Place two walkers on opposite sides of a ridge and watch them find different minima. On Himmelblau's function there are four minima — which one a walker reaches depends entirely on where it starts.

Momentum Overshoots, Then Corrects

High momentum (β near 1) makes the walker carry velocity through valleys. It overshoots, swings back, oscillates, then settles. Low momentum (β near 0) is pure gradient descent — slow but stable.

Learning Rate Sets the Scale

Too high: the walker flies off the surface. Too low: it barely moves. The sweet spot depends on the landscape's curvature — steep regions need small steps, flat regions need large ones.

Try These

Himmelblau — 4 walkers, 4 minima

Place walkers in each quadrant. With β=0.9 and lr=0.01, each finds a different minimum. The basins of attraction are visible in the trails.

Rosenbrock — valley surfing

Start at (-1.5, 1.5). Watch the walker oscillate across the narrow valley. Increase β to 0.95 and the oscillation gets worse before momentum aligns with the valley floor.

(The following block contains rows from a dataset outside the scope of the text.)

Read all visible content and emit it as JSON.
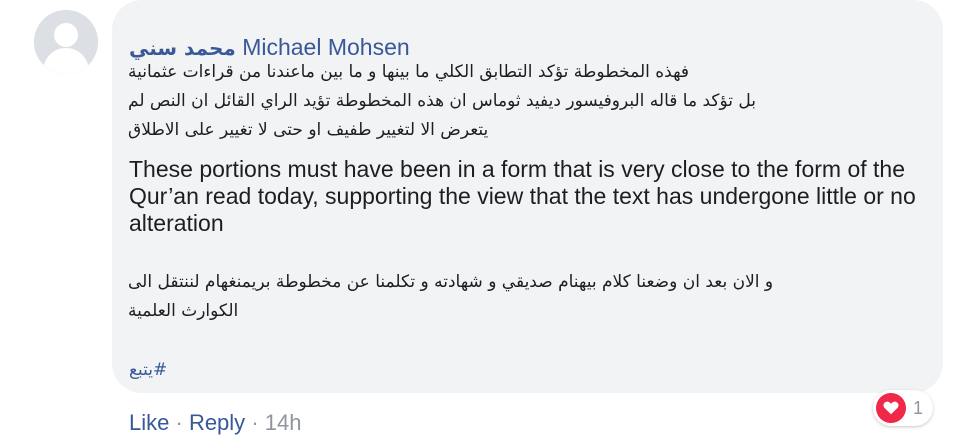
{
  "comment": {
    "author": {
      "name_arabic": "محمد سني",
      "name_latin": "Michael Mohsen"
    },
    "paragraph_1_lines": [
      "فهذه المخطوطة تؤكد التطابق الكلي ما بينها و ما بين ماعندنا من قراءات عثمانية",
      "بل تؤكد ما قاله البروفيسور ديفيد ثوماس ان هذه المخطوطة تؤيد الراي القائل ان النص لم",
      "يتعرض الا لتغيير طفيف او حتى لا تغيير على الاطلاق"
    ],
    "quote_english": "These portions must have been in a form that is very close to the form of the Qur’an read today, supporting the view that the text has undergone little or no alteration",
    "paragraph_2_lines": [
      "و الان بعد ان وضعنا كلام بيهنام صديقي و شهادته و تكلمنا عن مخطوطة بريمنغهام لننتقل الى",
      "الكوارث العلمية"
    ],
    "hashtag": "#يتبع"
  },
  "actions": {
    "like_label": "Like",
    "separator": "·",
    "reply_label": "Reply",
    "timestamp": "14h"
  },
  "reactions": {
    "icon": "heart-icon",
    "count": "1",
    "color": "#f0284a"
  },
  "colors": {
    "link": "#385898",
    "text": "#1c1e21",
    "muted": "#90949c",
    "bubble": "#f2f3f5"
  }
}
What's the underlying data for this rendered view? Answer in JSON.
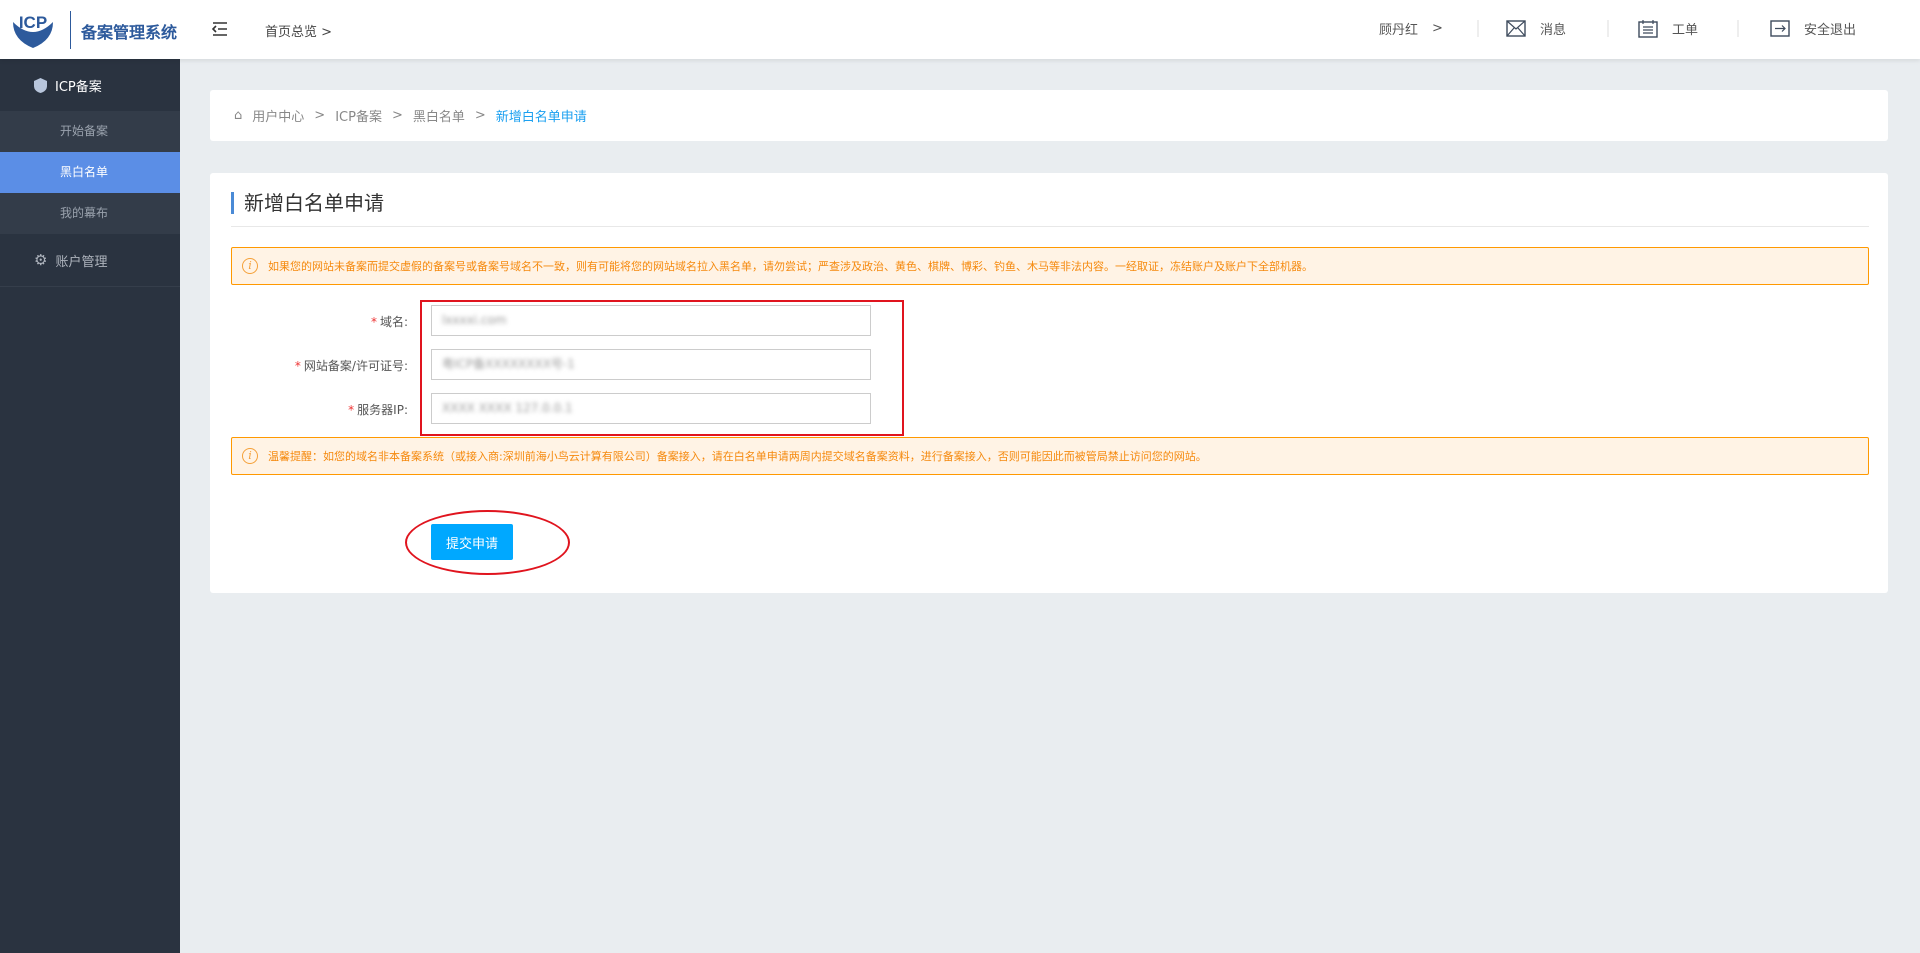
{
  "header": {
    "logo_text": "ICP",
    "system_title": "备案管理系统",
    "home_link": "首页总览",
    "user": "顾丹红",
    "messages": "消息",
    "tickets": "工单",
    "logout": "安全退出"
  },
  "sidebar": {
    "groups": [
      {
        "label": "ICP备案",
        "items": [
          {
            "label": "开始备案"
          },
          {
            "label": "黑白名单"
          },
          {
            "label": "我的幕布"
          }
        ]
      },
      {
        "label": "账户管理"
      }
    ]
  },
  "breadcrumb": [
    "用户中心",
    "ICP备案",
    "黑白名单",
    "新增白名单申请"
  ],
  "form": {
    "title": "新增白名单申请",
    "warning": "如果您的网站未备案而提交虚假的备案号或备案号域名不一致，则有可能将您的网站域名拉入黑名单，请勿尝试；严查涉及政治、黄色、棋牌、博彩、钓鱼、木马等非法内容。一经取证，冻结账户及账户下全部机器。",
    "fields": [
      {
        "label": "域名:",
        "value": "lxxxxi.com"
      },
      {
        "label": "网站备案/许可证号:",
        "value": "粤ICP备XXXXXXXX号-1"
      },
      {
        "label": "服务器IP:",
        "value": "XXXX XXXX 127.0.0.1"
      }
    ],
    "notice": "温馨提醒：如您的域名非本备案系统（或接入商:深圳前海小鸟云计算有限公司）备案接入，请在白名单申请两周内提交域名备案资料，进行备案接入，否则可能因此而被管局禁止访问您的网站。",
    "submit": "提交申请"
  }
}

Rastrigin — trapped by local minima

Place several walkers across the surface. Most get trapped in the nearest local minimum. The grid of traps is visible in the contours. Only lucky starting positions reach (0, 0).

Kill the momentum

Set β=0 and watch pure gradient descent. No memory, no overshooting, no oscillation. Place walkers and see them follow the gradient exactly — slow and honest.

// neural log

The optimizer race shows which algorithm wins. This page shows why. Place walkers and watch the velocity vectors rotate, lengthen, shorten. Momentum isn't an abstraction here — it's the arrow on screen, carrying the walker past saddle points and through narrow valleys. The basins of attraction become visible in the trails. You can see topology.